The CCI is catching up. After decreasing consumer confidence during the summer, the CCI rose by 4.7 index points in September (from -34.2 in August to -29.5 in September). Both the Present Situation Index and the Expectations Index moved upwards in tandem. The Present Situation Index increased by 3 index points, and the Expectations Index by 6.3. Notably, the Expectations Index has reached its highest level since the shock of the pandemic hit consumer confidence in March 2020. Consequently, while the overall CCI is still negative, it is still at its highest since March 2020 (Chart 1).

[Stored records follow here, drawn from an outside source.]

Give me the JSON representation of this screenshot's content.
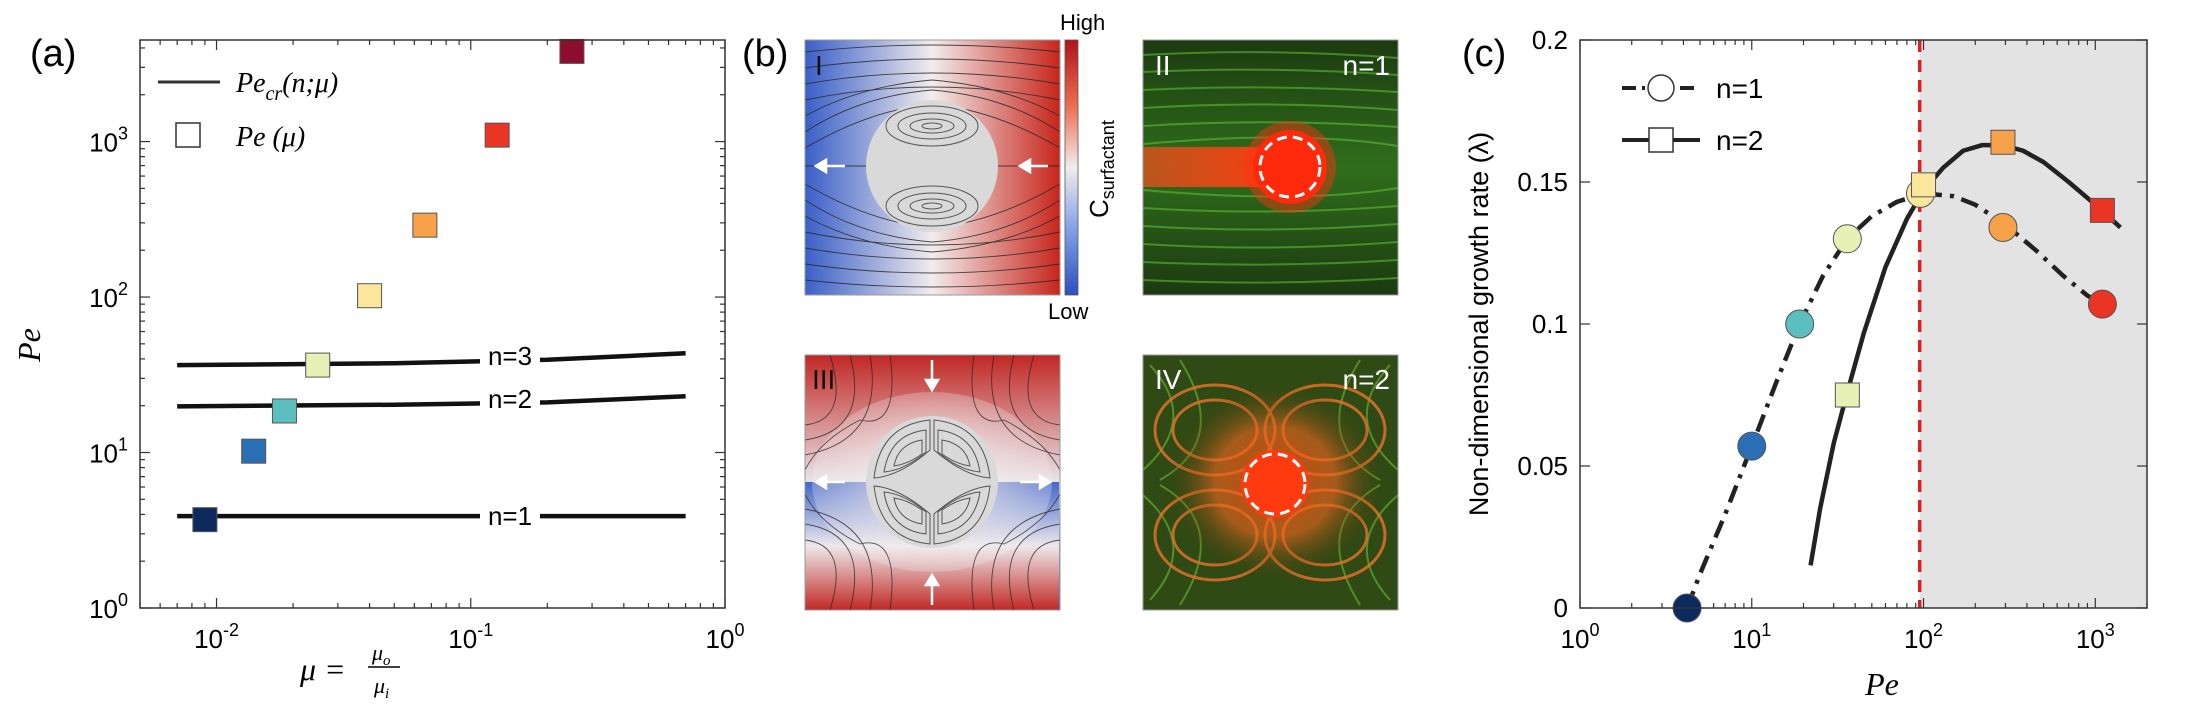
{
  "panel_labels": {
    "a": "(a)",
    "b": "(b)",
    "c": "(c)"
  },
  "colors": {
    "navy": "#0d2a5e",
    "blue": "#2a6fb3",
    "teal": "#5cbfbf",
    "pale_green": "#e7f0b5",
    "pale_yellow": "#fbe79c",
    "orange": "#f7a24a",
    "red": "#ea3424",
    "dark_red": "#8e0c2c",
    "grey_region": "#e3e3e3",
    "dashed_line": "#e02020"
  },
  "panel_b": {
    "colorbar_high": "High",
    "colorbar_low": "Low",
    "colorbar_label": "C",
    "colorbar_label_sub": "surfactant",
    "tile_I": "I",
    "tile_II": "II",
    "tile_III": "III",
    "tile_IV": "IV",
    "tile_II_mode": "n=1",
    "tile_IV_mode": "n=2"
  },
  "chart_data": [
    {
      "id": "a",
      "type": "scatter",
      "xscale": "log",
      "yscale": "log",
      "xlim": [
        0.005,
        1
      ],
      "ylim": [
        1,
        4500
      ],
      "xlabel": "μ = μo/μi",
      "ylabel": "Pe",
      "xtick_labels": [
        "10-2",
        "10-1",
        "100"
      ],
      "ytick_labels": [
        "100",
        "101",
        "102",
        "103"
      ],
      "legend": {
        "line_label": "Pecr(n;μ)",
        "marker_label": "Pe (μ)"
      },
      "lines": [
        {
          "name": "n=1",
          "x": [
            0.007,
            0.7
          ],
          "y": [
            3.9,
            3.9
          ]
        },
        {
          "name": "n=2",
          "x": [
            0.007,
            0.05,
            0.2,
            0.7
          ],
          "y": [
            19.8,
            20.3,
            21.0,
            23.0
          ]
        },
        {
          "name": "n=3",
          "x": [
            0.007,
            0.05,
            0.2,
            0.7
          ],
          "y": [
            36.5,
            37.5,
            39.5,
            43.5
          ]
        }
      ],
      "points": [
        {
          "x": 0.009,
          "y": 3.7,
          "color": "#0d2a5e"
        },
        {
          "x": 0.014,
          "y": 10.2,
          "color": "#2a6fb3"
        },
        {
          "x": 0.0185,
          "y": 18.5,
          "color": "#5cbfbf"
        },
        {
          "x": 0.025,
          "y": 36.5,
          "color": "#e7f0b5"
        },
        {
          "x": 0.04,
          "y": 102,
          "color": "#fbe79c"
        },
        {
          "x": 0.066,
          "y": 290,
          "color": "#f7a24a"
        },
        {
          "x": 0.127,
          "y": 1100,
          "color": "#ea3424"
        },
        {
          "x": 0.25,
          "y": 3800,
          "color": "#8e0c2c"
        }
      ]
    },
    {
      "id": "c",
      "type": "line",
      "xscale": "log",
      "xlim": [
        1,
        2000
      ],
      "ylim": [
        0,
        0.2
      ],
      "xlabel": "Pe",
      "ylabel": "Non-dimensional growth rate (λ)",
      "xtick_labels": [
        "100",
        "101",
        "102",
        "103"
      ],
      "ytick_labels": [
        "0",
        "0.05",
        "0.1",
        "0.15",
        "0.2"
      ],
      "critical_pe": 95,
      "series": [
        {
          "name": "n=1",
          "style": "dashdot",
          "marker": "circle",
          "curve_x": [
            4.2,
            5,
            7,
            10,
            14,
            19,
            26,
            36,
            50,
            70,
            100,
            150,
            200,
            300,
            450,
            650,
            900,
            1100
          ],
          "curve_y": [
            0.0,
            0.012,
            0.033,
            0.057,
            0.08,
            0.1,
            0.117,
            0.13,
            0.138,
            0.143,
            0.146,
            0.145,
            0.142,
            0.135,
            0.126,
            0.117,
            0.11,
            0.107
          ],
          "points": [
            {
              "x": 4.2,
              "y": 0.0,
              "color": "#0d2a5e"
            },
            {
              "x": 10,
              "y": 0.057,
              "color": "#2a6fb3"
            },
            {
              "x": 19,
              "y": 0.1,
              "color": "#5cbfbf"
            },
            {
              "x": 36,
              "y": 0.13,
              "color": "#e7f0b5"
            },
            {
              "x": 96,
              "y": 0.146,
              "color": "#fbe79c"
            },
            {
              "x": 290,
              "y": 0.134,
              "color": "#f7a24a"
            },
            {
              "x": 1100,
              "y": 0.107,
              "color": "#ea3424"
            }
          ]
        },
        {
          "name": "n=2",
          "style": "solid",
          "marker": "square",
          "curve_x": [
            22,
            25,
            30,
            36,
            45,
            60,
            80,
            100,
            130,
            170,
            220,
            290,
            380,
            500,
            700,
            1000,
            1400
          ],
          "curve_y": [
            0.015,
            0.035,
            0.058,
            0.076,
            0.097,
            0.12,
            0.137,
            0.147,
            0.155,
            0.161,
            0.163,
            0.163,
            0.161,
            0.157,
            0.15,
            0.142,
            0.134
          ],
          "points": [
            {
              "x": 36,
              "y": 0.075,
              "color": "#e7f0b5"
            },
            {
              "x": 100,
              "y": 0.149,
              "color": "#fbe79c"
            },
            {
              "x": 290,
              "y": 0.164,
              "color": "#f7a24a"
            },
            {
              "x": 1100,
              "y": 0.14,
              "color": "#ea3424"
            }
          ]
        }
      ]
    }
  ]
}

It is moreover worth noting the major factors behind the upward trend in CCI. As the data reveals, compared to August 2021, consumers are expecting to spend more money on major purchases (such as washing machines, personal computers, gas-stoves, refrigerators, and other household appliances) in the upcoming 12 months relative to the previous 12 months. Furthermore, consumers are considering increasing their savings at present and over the upcoming 12 months. This is potentially due to delayed demand within the pandemic period, which is gradually releasing under the social and economic recovery.
Regarding consumer expectations of the general economic situation over the next 12 months, the indicator reached its highest point after the pandemic induced fall (Chart 2).
Expectations regarding the future economic situation, as well as the general upward trend in the CCI, can both be explained by the municipal elections held on 2 October. Consumers may have established higher sentiments for the future, which translates into greater expectations among both Tbilisians and the rest of the population. Furthermore, daily COVID cases, after a peak in August, started to drop in September which may have influenced social behavior and sentiment.
Although the Index increased slightly, on the whole it is negative, while the Present Situation Index for Tbilisi worsened compared to August. The major reason for this decline in the Tbilisi Present Situation Index is growth in prices, as reflected by recent inflationary trends in the country. Even though the annual inflation rate fell from 12.8% in August to 12.3% in September, the indicator still remains significantly high, thus taking a toll on the Tbilisi population (Chart 3).